By targeted NGS we identified a novel CARMIL2 mutation. Expression of CARMIL2 at protein level was characterized by flow cytometry and Western blot analysis. Functional analyzes were performed using flow cytometry.
We report a novel homozygous splice site mutation in CARMIL2 gene in 3 affected individuals from a consanguineous family that presented with selective antibody deficiency, psoriasis, molluscum contagiosum as well as warts.
CARMIL2 expression was absent in naïve CD4+ T cells of all patients. Absolute numbers of CD4+ T cells and the proportion of CD4+ naïve T cells were increased, while percentages of CD4+ T memory and CD4+ T follicular-like T cells were reduced. The phosphorylation of NFκB subunit p65 in CD4+ T cells was abolished indicating the contribution of CARMIL2 in activation of NF-κB signaling.

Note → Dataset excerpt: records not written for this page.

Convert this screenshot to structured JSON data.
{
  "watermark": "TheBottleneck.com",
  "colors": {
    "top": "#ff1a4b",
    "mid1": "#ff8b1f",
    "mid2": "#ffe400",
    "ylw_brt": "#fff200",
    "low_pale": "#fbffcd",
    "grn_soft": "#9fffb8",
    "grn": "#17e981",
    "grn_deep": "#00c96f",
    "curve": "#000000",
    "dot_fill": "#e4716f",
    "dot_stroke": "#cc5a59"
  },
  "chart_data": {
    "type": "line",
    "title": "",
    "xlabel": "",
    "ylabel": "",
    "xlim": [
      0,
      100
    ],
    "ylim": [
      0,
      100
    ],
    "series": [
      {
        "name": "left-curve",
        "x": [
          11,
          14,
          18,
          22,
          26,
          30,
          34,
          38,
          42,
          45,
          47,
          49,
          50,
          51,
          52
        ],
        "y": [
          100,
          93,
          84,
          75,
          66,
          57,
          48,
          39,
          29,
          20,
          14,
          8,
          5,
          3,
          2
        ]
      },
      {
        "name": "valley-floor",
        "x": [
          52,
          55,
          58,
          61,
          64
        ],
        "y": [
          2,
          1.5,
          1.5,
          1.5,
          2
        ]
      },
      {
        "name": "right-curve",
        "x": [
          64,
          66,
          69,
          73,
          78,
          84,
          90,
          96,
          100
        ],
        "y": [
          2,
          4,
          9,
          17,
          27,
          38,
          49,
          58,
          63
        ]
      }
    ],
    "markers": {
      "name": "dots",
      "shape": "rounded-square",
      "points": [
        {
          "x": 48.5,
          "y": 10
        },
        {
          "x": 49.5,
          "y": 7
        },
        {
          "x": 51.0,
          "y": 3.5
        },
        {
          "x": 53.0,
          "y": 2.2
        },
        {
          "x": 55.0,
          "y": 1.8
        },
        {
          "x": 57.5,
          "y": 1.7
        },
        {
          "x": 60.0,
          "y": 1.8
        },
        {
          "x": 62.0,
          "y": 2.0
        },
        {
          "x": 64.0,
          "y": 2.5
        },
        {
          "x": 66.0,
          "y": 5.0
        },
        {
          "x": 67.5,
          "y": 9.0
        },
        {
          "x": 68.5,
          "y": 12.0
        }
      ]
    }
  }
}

These cases underline the role of CARMIL2 in immunity and suggest that CARMIL2 mutations should be considered in patients with disseminated and/or persistent warts. Differences in clinical and immunological phenotypes among our patients highlight the variable clinical presentations of CARMIL2-deficiency and suggest the pathogenic relevance of additional genetic and/or epigenetic modifying factors.